President Biden has also proposed shortening lengthy green card wait times and increasing per-country green card caps. In some family-based visa categories, relatives are currently slated to wait more than 100 years to receive a green card, which means that many close family members of U.S. citizens will die before they are reunited with their families. We need to remove these unnecessary barriers to ensure that families can live and prosper together.

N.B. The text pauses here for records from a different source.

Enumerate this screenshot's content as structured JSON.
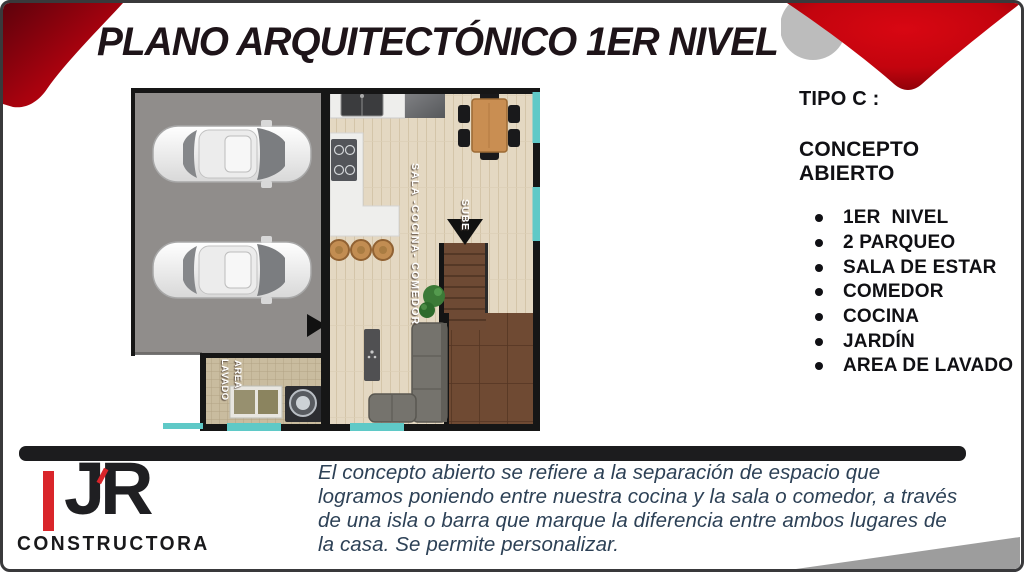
{
  "slide": {
    "title": "PLANO ARQUITECTÓNICO 1ER NIVEL"
  },
  "panel": {
    "type_label": "TIPO C :",
    "subtitle": "CONCEPTO ABIERTO",
    "items": [
      {
        "label": "1ER  NIVEL"
      },
      {
        "label": "2 PARQUEO"
      },
      {
        "label": "SALA DE ESTAR"
      },
      {
        "label": "COMEDOR"
      },
      {
        "label": "COCINA"
      },
      {
        "label": "JARDÍN"
      },
      {
        "label": "AREA DE LAVADO"
      }
    ]
  },
  "floor_plan": {
    "room_label": "SALA -COCINA- COMEDOR",
    "stairs_label": "SUBE",
    "laundry_label_line1": "AREA",
    "laundry_label_line2": "LAVADO"
  },
  "footer": {
    "description": "El concepto abierto se refiere a la separación de espacio que logramos poniendo entre nuestra cocina y la sala o comedor, a través de una isla o barra que marque la diferencia entre ambos lugares de la casa. Se permite personalizar.",
    "logo_text": "JR",
    "logo_subtext": "CONSTRUCTORA"
  },
  "colors": {
    "brand_red": "#c40410",
    "teal_accent": "#5fc9c7",
    "title_dark": "#1e1419",
    "paragraph_blue": "#2d4156",
    "bar_black": "#1c1c1e",
    "garage_gray": "#908d8b"
  }
}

II. The Naturalization Backlog Negatively Impacts the U.S. Economy

The United States must streamline and simplify the naturalization process. Naturalization benefits the economy — naturalized citizens earn 8-11% more annually than non-naturalized immigrants, and if half of all those eligible were to naturalize, the increased earnings could boost GDP by up to $52 billion a year. Currently, nearly 9 million immigrants qualify for U.S. citizenship, but the backlog in processing applications has left more than 700,000 green card holders in limbo. Although the coronavirus pandemic temporarily froze naturalization interviews and oath ceremonies, processing times were increasing long beforehand. It now takes U.S. Citizenship and Immigration Services (USCIS) around 10 months on average to approve a citizenship application, more than double the processing time between 2012 and 2016.

III. Protecting Undocumented Immigrants from Deportation Delivers Major Economic and Civic Benefits

Since it was first launched in 2012, the DACA (Deferred Action for Childhood Arrivals) program has protected around 800,000 young people from deportation. The Trump administration repeatedly tried to eliminate the program, and barred first-time DACA applicants from applying. But late last year, the federal courts reinstated the program, and now President Biden proposes to create a pathway to citizenship not only for DACA recipients, but for all 11 million undocumented immigrants currently living in the United States.

Such bold reforms would deliver major economic and civic benefits. In 2017, DACA-eligible individuals and Temporary Protected Status (TPS) holders held $25.2 billion in spending power and contributed more than $5.5 billion in taxes. When people no longer fear deportation, they also tend to become more engaged and active in their communities, and feel a greater sense of belonging.

According to a recent Boundless report, nearly half the DACA recipients surveyed said they became more politically active after their application was approved, and 52% reported becoming more involved in their community. Their economic prospects also greatly improved — prior to approval, only 45% of DACA recipients were employed compared to 88% who reported having a job after they were approved. In addition, their average annual earnings increased from $22,595 to $47,979 per year.